The Kawasaki Z300 (codenamed ER300) is a standard motorcycle manufactured by Kawasaki. It was introduced in 2014 at the Milan Motorcycle Show as part of its Z series for the 2015 model year. It is sold in Asia, Australia, Europe and South America, and designed and marketed as the streetfighter version of the Ninja 300.

== Components ==
=== Engine ===
The Z300 is powered by a 296 cc liquid-cooled 4-stroke 8-valve DOHC parallel-twin engine. Kawasaki claims the Z300 produces a maximum power output of 29 kW at 11,000 rpm and a maximum torque of 27 Nm at 10,000 rpm.
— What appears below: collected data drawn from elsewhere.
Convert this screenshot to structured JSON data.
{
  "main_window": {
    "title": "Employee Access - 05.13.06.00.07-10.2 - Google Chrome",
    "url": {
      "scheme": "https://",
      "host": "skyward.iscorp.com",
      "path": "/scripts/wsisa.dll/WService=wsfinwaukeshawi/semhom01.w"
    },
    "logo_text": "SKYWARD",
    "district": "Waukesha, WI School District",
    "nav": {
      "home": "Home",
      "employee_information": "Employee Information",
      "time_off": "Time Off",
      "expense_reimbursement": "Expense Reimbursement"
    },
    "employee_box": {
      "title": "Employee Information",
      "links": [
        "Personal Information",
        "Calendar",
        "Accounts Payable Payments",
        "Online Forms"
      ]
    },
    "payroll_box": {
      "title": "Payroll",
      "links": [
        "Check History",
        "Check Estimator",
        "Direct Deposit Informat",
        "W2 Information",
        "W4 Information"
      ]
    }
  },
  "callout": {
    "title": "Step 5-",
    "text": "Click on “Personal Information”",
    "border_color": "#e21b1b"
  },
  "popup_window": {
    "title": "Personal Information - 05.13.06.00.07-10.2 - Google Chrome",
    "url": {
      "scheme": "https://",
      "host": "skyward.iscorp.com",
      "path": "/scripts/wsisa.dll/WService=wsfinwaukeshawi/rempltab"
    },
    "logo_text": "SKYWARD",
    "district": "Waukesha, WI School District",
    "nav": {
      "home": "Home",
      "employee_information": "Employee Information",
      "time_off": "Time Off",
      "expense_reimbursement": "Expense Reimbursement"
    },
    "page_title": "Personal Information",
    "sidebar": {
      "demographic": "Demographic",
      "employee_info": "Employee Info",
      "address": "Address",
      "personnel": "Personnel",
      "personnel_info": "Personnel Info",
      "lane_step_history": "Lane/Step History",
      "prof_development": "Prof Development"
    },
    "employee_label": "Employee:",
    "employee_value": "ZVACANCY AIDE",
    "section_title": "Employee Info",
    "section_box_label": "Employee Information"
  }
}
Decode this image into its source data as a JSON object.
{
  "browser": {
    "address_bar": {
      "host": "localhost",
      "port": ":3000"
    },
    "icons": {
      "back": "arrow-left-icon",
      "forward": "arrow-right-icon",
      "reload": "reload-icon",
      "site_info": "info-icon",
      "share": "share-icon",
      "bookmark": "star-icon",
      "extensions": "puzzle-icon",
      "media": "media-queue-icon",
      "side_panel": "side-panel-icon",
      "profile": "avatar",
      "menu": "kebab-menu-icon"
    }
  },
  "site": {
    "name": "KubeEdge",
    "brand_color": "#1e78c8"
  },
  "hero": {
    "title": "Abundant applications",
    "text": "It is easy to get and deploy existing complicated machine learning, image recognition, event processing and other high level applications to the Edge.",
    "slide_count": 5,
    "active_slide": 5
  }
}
Reliable third party dynamometer testing results have not been published.

=== Clutch ===
Like the Ninja 300, the Z300 has a wet multi-disc clutch with slipper and assist functions to relieve pressure generated by rapid downshifting, and lighten the clutch pull.

=== Wheels ===
The Z300 comes stock with 17" diameter and 4" wide multi-spoke rims, fitted with IRC Road Winner bias ply tires. The stock tires are sized 110/70-17 54S front, and 140/70-17 66S rear.

== Performance ==
Its top speed has been estimated to be just over 182 km/h.

MCN reports an average of 70 mpgimp and Visordown reports 58.4 mpgus. This translates to a range of around 261 miles.